2. Post-turn processing

Your app calls POST /v1/process.

  • aCMF creates the user and missing containers if needed.
  • It stores a background job and returns immediately.
  • The worker persists a normalized turn record.
  • The Adjudicator searches memory and graph context through tools.
  • It stages memory creates, updates, merges, contradiction actions, entities, relations, and links.
  • aCMF validates the staged ledger and commits it atomically.
  • Embeddings are created or refreshed.
  • Touched memories get relevance updates.
  • The user snapshot is marked dirty.
  • Newly created graph outbox events are dispatched for immediate async Neo4j projection after commit.

3. Hourly maintenance

Celery beat schedules two recurring jobs.

  • hourly_cortex
    • recomputes decay and status,
    • proposes duplicates and contradiction candidates programmatically,
    • sends those proposals to Cortex for staged review,
    • commits approved maintenance changes,
    • generates the latest user/global snapshot summary.
  • sync_graph_projection
    • consumes pending graph outbox events,
    • retries or drains projection backlog,
    • projects memory nodes, entities, relations, memory links, and graph edges into Neo4j.

Public API

Endpoint docs:

POST /v1/process

Queues post-turn adjudication.

Request:

{
  "user_id": "user-123",
  "containers": [
    {
      "id": "thread-abc",
      "type": "thread" // Optional: informational container type
    }
  ], // Optional: missing containers are created automatically
  "scope_policy": {
    "write_user": "auto", // Optional: defaults to "auto"
    "write_global": "auto", // Optional: defaults to "auto"
    "write_container": true // Optional: defaults to true
  }, // Optional
  "turn": {
    "user_message": "Remember that I prefer pytest over unittest.",
    "assistant_response": "Understood.

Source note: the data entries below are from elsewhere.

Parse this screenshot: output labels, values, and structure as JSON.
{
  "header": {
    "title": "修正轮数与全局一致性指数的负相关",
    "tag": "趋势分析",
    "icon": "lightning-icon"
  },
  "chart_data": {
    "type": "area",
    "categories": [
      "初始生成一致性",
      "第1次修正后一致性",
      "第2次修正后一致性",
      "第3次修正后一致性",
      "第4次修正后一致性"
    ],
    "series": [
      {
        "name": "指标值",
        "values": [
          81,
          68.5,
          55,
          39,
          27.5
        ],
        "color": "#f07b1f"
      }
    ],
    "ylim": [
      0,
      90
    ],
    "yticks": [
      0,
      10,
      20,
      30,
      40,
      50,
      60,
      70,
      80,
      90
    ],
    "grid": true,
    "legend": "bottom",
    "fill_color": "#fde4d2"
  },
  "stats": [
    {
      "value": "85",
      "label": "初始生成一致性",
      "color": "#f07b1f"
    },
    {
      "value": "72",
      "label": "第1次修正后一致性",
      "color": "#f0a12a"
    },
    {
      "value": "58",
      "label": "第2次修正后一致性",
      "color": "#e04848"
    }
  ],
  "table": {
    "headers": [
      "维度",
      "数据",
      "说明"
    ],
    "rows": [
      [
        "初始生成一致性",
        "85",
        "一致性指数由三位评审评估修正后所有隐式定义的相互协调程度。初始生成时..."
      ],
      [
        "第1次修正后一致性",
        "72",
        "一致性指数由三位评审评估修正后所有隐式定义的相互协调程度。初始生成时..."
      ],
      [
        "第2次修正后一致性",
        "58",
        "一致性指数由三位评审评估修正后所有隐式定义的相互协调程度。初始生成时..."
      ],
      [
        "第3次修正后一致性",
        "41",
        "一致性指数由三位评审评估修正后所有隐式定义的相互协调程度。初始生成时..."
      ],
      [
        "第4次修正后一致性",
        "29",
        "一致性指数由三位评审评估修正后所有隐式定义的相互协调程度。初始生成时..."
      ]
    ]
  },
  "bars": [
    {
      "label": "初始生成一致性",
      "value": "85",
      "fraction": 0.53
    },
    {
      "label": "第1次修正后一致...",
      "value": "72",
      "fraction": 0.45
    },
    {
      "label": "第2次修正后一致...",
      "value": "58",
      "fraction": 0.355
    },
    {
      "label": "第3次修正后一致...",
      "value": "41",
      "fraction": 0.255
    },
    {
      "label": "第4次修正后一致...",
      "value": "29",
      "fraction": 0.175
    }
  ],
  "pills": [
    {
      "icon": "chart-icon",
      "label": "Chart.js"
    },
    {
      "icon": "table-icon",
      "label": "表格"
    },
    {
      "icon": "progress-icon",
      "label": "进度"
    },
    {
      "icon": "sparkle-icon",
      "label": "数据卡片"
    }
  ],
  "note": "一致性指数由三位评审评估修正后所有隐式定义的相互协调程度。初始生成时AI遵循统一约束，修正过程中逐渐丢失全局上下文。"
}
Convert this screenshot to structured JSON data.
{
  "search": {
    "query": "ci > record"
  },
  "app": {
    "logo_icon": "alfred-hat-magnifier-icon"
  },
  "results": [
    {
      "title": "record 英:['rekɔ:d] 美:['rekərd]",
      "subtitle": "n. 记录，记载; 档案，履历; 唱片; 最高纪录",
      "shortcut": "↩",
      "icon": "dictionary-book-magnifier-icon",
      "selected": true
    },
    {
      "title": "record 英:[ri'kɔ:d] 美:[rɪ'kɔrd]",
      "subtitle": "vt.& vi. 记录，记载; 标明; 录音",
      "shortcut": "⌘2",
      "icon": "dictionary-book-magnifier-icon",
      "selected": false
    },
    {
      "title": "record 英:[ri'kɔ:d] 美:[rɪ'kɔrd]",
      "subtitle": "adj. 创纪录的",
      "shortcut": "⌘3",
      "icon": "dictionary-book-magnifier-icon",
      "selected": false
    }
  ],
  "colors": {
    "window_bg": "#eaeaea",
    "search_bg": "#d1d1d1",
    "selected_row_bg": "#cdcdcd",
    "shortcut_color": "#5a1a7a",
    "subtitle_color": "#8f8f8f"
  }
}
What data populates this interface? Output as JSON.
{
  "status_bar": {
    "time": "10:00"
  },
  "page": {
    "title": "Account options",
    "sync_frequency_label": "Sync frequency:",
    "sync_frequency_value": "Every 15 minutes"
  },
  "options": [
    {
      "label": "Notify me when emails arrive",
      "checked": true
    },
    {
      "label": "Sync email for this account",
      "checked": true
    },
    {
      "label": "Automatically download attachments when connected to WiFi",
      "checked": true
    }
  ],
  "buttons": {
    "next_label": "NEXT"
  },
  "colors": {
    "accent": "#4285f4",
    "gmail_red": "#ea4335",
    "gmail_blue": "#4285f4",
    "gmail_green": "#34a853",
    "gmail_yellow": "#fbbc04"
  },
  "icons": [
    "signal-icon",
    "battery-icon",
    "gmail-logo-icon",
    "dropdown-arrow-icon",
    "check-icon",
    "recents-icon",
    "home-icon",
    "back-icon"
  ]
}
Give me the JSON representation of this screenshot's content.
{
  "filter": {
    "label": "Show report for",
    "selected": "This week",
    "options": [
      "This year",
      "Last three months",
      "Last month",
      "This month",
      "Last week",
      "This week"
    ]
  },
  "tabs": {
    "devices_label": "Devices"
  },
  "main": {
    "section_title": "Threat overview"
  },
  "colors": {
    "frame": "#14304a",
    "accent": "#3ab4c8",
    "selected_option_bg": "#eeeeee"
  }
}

I'll keep that in mind.",
    "occurred_at": "2026-03-16T10:00:00Z", // Optional: source timestamp
    "user_message_id": "msg-u-1", // Optional
    "assistant_message_id": "msg-a-1" // Optional
  },
  "metadata": {
    "app": "example-host", // Optional
    "source": "chat", // Optional
    "model": "gpt-4.1-mini", // Optional
    "trace_id": "trace-001" // Optional
  } // Optional
}

Response:

{
  "status": "accepted",
  "job_id": "3d8581a7-f102-4f45-8a77-fdcb16022c50",
  "created_user": true,
  "created_containers": [
    "thread-abc"
  ],
  "accepted_at": "2026-03-16T10:00:00.000000"
}

POST /v1/context

Builds prompt-safe pre-turn context.

Request:

{
  "user_id": "user-123",
  "message": "Can you help me set up tests for this repo?",
  "containers": [
    {
      "id": "thread-abc",
      "type": "thread" // Optional: informational container type
    }
  ], // Optional
  "scope_level": "user_global_container", // Optional: defaults to "user_global"
  "read_mode": "balanced", // Optional: defaults to "balanced"
  "budgets": {
    "max_output_tokens": 400, // Optional
    "max_candidate_memories": 30 // Optional
  }, // Optional
  "metadata": {
    "app": "example-host", // Optional
    "trace_id": "trace-002" // Optional
  } // Optional
}

Response:

{
  "status": "ok",
  "has_usable_context": true,
  "context_enhancement": "<contextenhancement>...</contextenhancement>",
  "abstained_reason": null,
  "diagnostics": {
    "scope_applied": "user_global_container",
    "read_mode": "balanced",
    "user_found": true,
    "candidate_count": 9,
    "used_memory_count": 3,
    "missing_containers": [],
    "source_breakdown": {
      "snapshot": 2,
      "vector": 4,
      "metadata": 3,
      "graph": 1
    },
    "evidence_strength": 0.78,
    "warnings": []
  }
}

Important response behavior:

  • candidate_count, used_memory_count, and source_breakdown are relevance-gated.
  • Unrelated raw retrieval hits stay internal and do not appear in the API payload.
  • If no relevant memories survive gating, aCMF skips the Context Enhancer LLM and returns a zero-result style abstention.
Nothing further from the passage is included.